Acquisition Doesn’t Mean CommoditizationBy David Mortman
There has been plenty of discussion of what HP’s recent acquisition of Fortify means in terms of commoditization and consolidation in the market. The reality is that most acquisitions by large vendors are about covering perceived holes in their product line. In other words this is really just the market acknowledging the legitimacy of the product or feature set. Don’t get me wrong – legitimization is very important, but it doesn’t necessarily mean either consolidation or commoditization, though they both indicate some level of legitimization.
Commoditization is actually at odds with consolidation. Like legitimization, they are both important aspects of the product/market maturity curve.

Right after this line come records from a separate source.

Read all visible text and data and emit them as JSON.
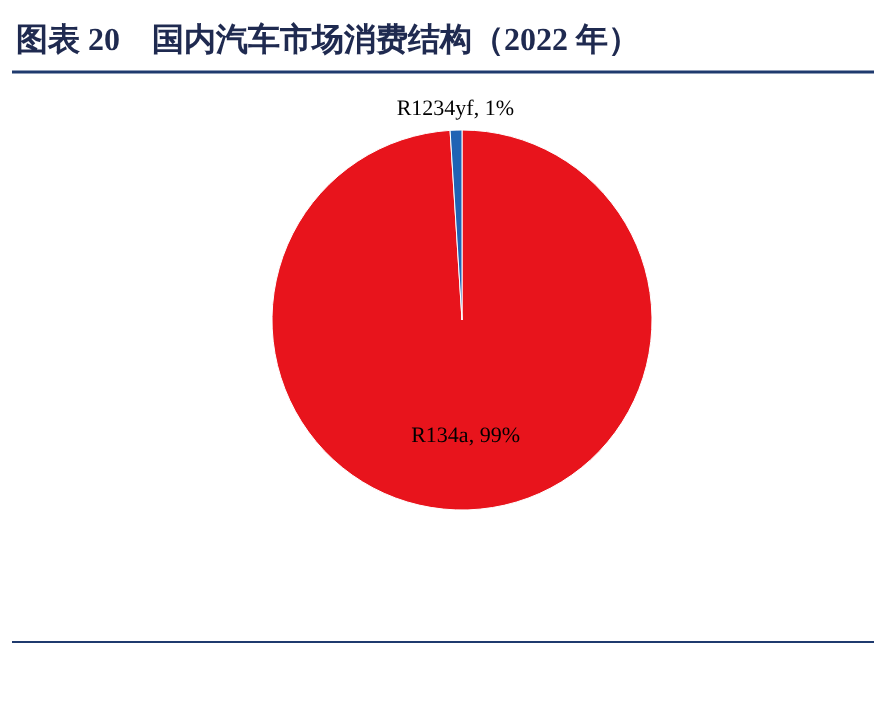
{
  "chart_data": {
    "type": "pie",
    "title": "图表 20　国内汽车市场消费结构（2022 年）",
    "categories": [
      "R134a",
      "R1234yf"
    ],
    "values": [
      99,
      1
    ],
    "value_labels": [
      "99%",
      "1%"
    ],
    "colors": [
      "#e8141c",
      "#1f63b4"
    ],
    "legend": false
  }
}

Consolidation is when the number of vendors in a market radically decreases due to acquisitions by larger vendors (HP, IBM, McAfee, Symantec – you get the idea) or straight failures causing companies to shut down. Consolidation – especially the acquisition type – indicates that the product space is beginning to be legitimized in the eyes of customers.
At the other end of the legitimization/maturity curve we have commoditization. This is where the market has completely legitimized the product space, and in fact there is little to no innovation going on there. Essentially all the products have become morally equivalent, and as far as customers are concerned there is little or no compelling technical reason to choose one vendor over another. At that point it comes down to cost: which vendor will provide the product at the lowest capital and operational costs?
De-consolidation is also correlated with commoditization. One key indicator of commoditization is an increase in the number of vendors. A great example of this is desktops, laptops, and servers. They are pretty much all the same and it’s really a question of which nameplate is on the front. In the security space, you can see this clearly with firewalls/routers for small offices & homes (“SOHO”), and we are starting to see it with AV as well.
As for HP buying Fortify, it’s neither consolidation nor commoditization. The market hasn’t shifted in either direction enough for those. It is, however, legitimization of code auditing tools as a product category.